Two Trains Running
nytheatre.com review by Martin Denton
November 29, 2006
There are lots of reasons why a play becomes a classic; August Wilson's Two Trains Running feels like one because, among other things, it's filled with timeless wisdom. Consider this advice, given by a miserly old undertaker named Mr. West to a dysfunctionally ambitious ex-con named Sterling:
You can't go through life carrying a ten-gallon bucket. Get you a little cup. That's all you need. Get you a little cup and somebody put a little bit in and it's half full. That ten-gallon bucket ain't never gonna be full. Carry you a little cup through life and you'll never be disappointed.
Or this anecdote, from the local numbers-runner, a fellow by the name of Wolf:
I was walking down Centre Avenue...police was chasing somebody and wasn't looking where he was going, and I wasn't looking where I was going either...he ran into me so hard it knocked us both down. I started to get up and there was two, three policemen with their guns pointed at my head. Told me not to move. They arrested me for obstructing justice. Kept me down there for three months before the judge had a chance to throw it out. But I learned a lot from that. I learned to watch where I was going at all times.
Or finally these simple, succinct words to lived by, the watchcry of a gentle survivor called Holloway:
I'm sixty-five years old and I got that way by staying out of people's business...
Wilson's play, set in a humble diner in a dying Pittsburgh neighborhood in 1969, is inhabited by men who have learned hard lessons from hard lives, and aren't ashamed to share what they have or know, and aren't ashamed not to, either, if the situation seems to point that way. The diner belongs to Memphis, a terribly proud man who was run off his Mississippi farm by white racists some thirty years before; he's built up a modest business and is now battling the city—which wants to buy him out so they can tear down the building—for a fair price.
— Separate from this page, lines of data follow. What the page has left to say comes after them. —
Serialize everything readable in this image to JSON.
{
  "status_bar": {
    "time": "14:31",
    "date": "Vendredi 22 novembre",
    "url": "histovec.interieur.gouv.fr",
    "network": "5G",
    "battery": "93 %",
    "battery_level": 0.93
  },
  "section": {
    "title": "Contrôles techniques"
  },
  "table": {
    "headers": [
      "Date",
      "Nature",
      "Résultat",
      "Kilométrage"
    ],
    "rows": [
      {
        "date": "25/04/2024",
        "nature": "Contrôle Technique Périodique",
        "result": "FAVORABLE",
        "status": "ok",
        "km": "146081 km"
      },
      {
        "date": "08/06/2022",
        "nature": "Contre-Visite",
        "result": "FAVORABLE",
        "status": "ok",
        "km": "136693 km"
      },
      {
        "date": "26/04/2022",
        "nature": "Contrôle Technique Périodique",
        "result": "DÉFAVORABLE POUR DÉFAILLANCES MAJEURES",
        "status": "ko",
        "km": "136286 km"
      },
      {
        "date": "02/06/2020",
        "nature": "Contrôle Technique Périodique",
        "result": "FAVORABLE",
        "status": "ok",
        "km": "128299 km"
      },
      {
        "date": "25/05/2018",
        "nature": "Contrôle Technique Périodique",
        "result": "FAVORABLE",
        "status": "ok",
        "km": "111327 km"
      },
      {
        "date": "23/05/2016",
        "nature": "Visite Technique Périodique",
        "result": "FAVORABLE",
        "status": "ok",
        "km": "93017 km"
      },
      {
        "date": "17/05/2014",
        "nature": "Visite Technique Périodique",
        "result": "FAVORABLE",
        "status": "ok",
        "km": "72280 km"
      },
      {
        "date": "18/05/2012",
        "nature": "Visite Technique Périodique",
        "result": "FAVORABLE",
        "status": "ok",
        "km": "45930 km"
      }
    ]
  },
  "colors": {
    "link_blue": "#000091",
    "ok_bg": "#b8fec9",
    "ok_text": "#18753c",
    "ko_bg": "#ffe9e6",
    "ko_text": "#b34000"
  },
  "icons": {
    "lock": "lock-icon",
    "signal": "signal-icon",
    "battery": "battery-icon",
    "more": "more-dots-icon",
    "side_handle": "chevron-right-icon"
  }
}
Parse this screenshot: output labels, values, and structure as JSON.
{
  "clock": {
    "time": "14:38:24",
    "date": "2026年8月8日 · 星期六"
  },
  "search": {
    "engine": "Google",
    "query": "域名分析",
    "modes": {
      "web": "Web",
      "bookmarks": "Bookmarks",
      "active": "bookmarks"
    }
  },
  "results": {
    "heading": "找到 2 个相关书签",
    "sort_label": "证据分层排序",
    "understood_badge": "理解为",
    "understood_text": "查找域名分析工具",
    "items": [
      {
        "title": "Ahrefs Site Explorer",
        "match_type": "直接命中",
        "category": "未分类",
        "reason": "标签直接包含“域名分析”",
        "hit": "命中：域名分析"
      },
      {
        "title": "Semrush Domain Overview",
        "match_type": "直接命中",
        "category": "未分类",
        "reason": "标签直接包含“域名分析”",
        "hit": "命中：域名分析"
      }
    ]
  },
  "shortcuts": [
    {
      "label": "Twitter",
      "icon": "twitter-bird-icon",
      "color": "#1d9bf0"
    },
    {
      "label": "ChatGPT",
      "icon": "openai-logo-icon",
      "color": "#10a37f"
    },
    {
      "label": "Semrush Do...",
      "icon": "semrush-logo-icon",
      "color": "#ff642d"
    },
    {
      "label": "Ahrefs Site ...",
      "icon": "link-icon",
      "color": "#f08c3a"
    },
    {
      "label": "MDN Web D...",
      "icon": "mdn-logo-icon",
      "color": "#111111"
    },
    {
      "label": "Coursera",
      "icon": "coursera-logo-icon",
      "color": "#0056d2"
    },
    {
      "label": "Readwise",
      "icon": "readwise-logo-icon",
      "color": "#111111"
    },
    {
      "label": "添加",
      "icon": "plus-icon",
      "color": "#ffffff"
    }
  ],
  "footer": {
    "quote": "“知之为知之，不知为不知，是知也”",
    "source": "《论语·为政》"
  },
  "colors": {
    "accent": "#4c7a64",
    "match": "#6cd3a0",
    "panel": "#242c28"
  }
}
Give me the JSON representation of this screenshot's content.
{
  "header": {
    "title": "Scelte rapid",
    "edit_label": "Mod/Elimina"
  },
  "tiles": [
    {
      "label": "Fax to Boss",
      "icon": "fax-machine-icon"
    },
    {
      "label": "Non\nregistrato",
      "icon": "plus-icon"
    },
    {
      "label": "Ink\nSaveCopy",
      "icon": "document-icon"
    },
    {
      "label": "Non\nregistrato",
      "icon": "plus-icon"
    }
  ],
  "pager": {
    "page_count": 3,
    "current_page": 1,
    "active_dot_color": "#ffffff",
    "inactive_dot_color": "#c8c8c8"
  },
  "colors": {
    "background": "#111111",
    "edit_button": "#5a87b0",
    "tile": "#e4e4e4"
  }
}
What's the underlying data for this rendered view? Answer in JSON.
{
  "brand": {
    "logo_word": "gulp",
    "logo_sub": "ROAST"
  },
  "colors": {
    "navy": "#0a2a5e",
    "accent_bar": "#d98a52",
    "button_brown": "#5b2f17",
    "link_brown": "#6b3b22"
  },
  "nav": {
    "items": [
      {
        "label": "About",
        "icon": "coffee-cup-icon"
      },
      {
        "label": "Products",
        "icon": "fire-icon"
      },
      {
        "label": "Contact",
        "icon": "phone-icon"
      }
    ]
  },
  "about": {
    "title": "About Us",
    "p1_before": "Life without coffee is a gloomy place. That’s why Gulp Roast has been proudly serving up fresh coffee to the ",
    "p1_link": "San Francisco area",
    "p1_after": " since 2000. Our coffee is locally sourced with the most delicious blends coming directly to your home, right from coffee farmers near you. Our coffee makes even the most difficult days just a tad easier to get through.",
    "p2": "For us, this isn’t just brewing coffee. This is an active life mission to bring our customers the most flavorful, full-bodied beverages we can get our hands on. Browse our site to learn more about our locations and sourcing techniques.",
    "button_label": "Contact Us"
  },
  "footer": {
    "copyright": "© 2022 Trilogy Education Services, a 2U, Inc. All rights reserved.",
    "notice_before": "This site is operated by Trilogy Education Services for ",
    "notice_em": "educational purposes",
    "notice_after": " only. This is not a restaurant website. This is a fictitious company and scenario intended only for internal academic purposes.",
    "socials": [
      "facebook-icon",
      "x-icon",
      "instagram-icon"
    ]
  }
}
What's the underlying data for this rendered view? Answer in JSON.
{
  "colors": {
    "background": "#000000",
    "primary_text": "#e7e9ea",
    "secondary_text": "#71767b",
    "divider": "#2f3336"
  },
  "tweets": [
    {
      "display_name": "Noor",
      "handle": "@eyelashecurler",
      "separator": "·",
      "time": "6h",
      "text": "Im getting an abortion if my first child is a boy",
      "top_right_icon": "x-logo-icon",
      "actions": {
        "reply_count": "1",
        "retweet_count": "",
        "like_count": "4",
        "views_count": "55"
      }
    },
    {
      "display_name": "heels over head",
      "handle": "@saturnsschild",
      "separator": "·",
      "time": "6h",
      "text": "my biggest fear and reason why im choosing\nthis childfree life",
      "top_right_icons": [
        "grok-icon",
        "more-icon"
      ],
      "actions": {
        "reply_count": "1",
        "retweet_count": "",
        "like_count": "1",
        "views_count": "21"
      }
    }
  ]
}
Into the diner one day comes Sterling, who has just been released from the penitentiary after serving five years for a bank robbery. Sterling wants a job but the economics of this Pittsburgh neighborhood are bleak and there's no work to be found. Sterling also wants to win over Risa, Memphis's sole employee, a woman whose tough life has caused her to shut down emotionally. Can Sterling, who is learning empowerment as a way to channel his rage from the activist followers of the late Malcolm X, find his way in a hostile world and bring Risa along with him? Or will he be held back by the shadows of a sad past—a past embodied by Memphis, Holloway, Wolf, West, and Hambone, the play's saddest character, an itinerant worker who was cheated out of his wages years ago by a store owner named Lutz and who now haunts his one-time employer, day in and day out?
Wilson's answer here might surprise you; whether it does or not, the insights into human nature in general, and an African American ethos in particular, are stirring and deep. Two Trains Running is almost Chekhovian in its structure, with very little actually happening as its characters pursue dreams and desires, impossible and otherwise, in little reveries of their own and in occasional joyful bursts of collegiality. What's prime here, ultimately, is a sense of people being in the world together even as they feel entirely alone; a strong current of faith in something larger than oneself, represented mainly here by Wilson's legendary creation of Aunt Ester, a healer of indeterminate (but very old) age, runs through the piece and gives it a solemn heft. Wilson's writing is funny and warm and constantly astonishing—is he not the most versatile poet produced by the American theatre in the last four of five decades?
Lou Bellamy's production of this play for Signature Theatre Company's August Wilson season is gorgeous. The design elements are strikingly realistic, providing invaluable context for the play's milieu (credit goes to Derek McLane for the set, Matthew J. Lefebvre for the costumes, Robert Wierzel for the lighting, and Brett R. Jarvis for the sound, which includes—unusually for a Wilson play—practically no music at all: these characters, at various ends of their ropes, aren't given to song and dance).
The cast is splendid, with two extraordinary performances anchoring the play. Arthur French, so long one of our theatre's invaluable supporting players, makes Holloway the touching center of Two Trains Running, providing much of the evening's humor, both warm-hearted and bitingly caustic, and creating such a strong bond with the other actors on stage that at one point I was moved nearly to tears. The much younger actor Ron Cephas Jones is French's match as Wolf, a role he seems perfectly suited to: he shows us not only the insouciance and bravado that are this man's protective shell, but all of the wounded complications underneath.
Sharing the stage with these two fine actors are Frankie Faison as Memphis, Leon Addison Brown as Hambone, Chad L. Coleman as Sterling, and Ed Wheeler as West, all of them delivering expert performances. The lone woman in the cast is January Lavoy, who is splendid as Risa, capturing the depth and complexity of a woman with much to give but almost no outlets for her gifts.
With their earlier masterful rendition of Seven Guitars, Signature's Two Trains Running is an utterly appropriate tribute to Wilson, who died much too soon a year ago, and a tremendous offering to New York City's audiences, who are being given the chance not just to experience these plays once again but to really engage with them and the seemingly limitless spirit of their remarkable creator.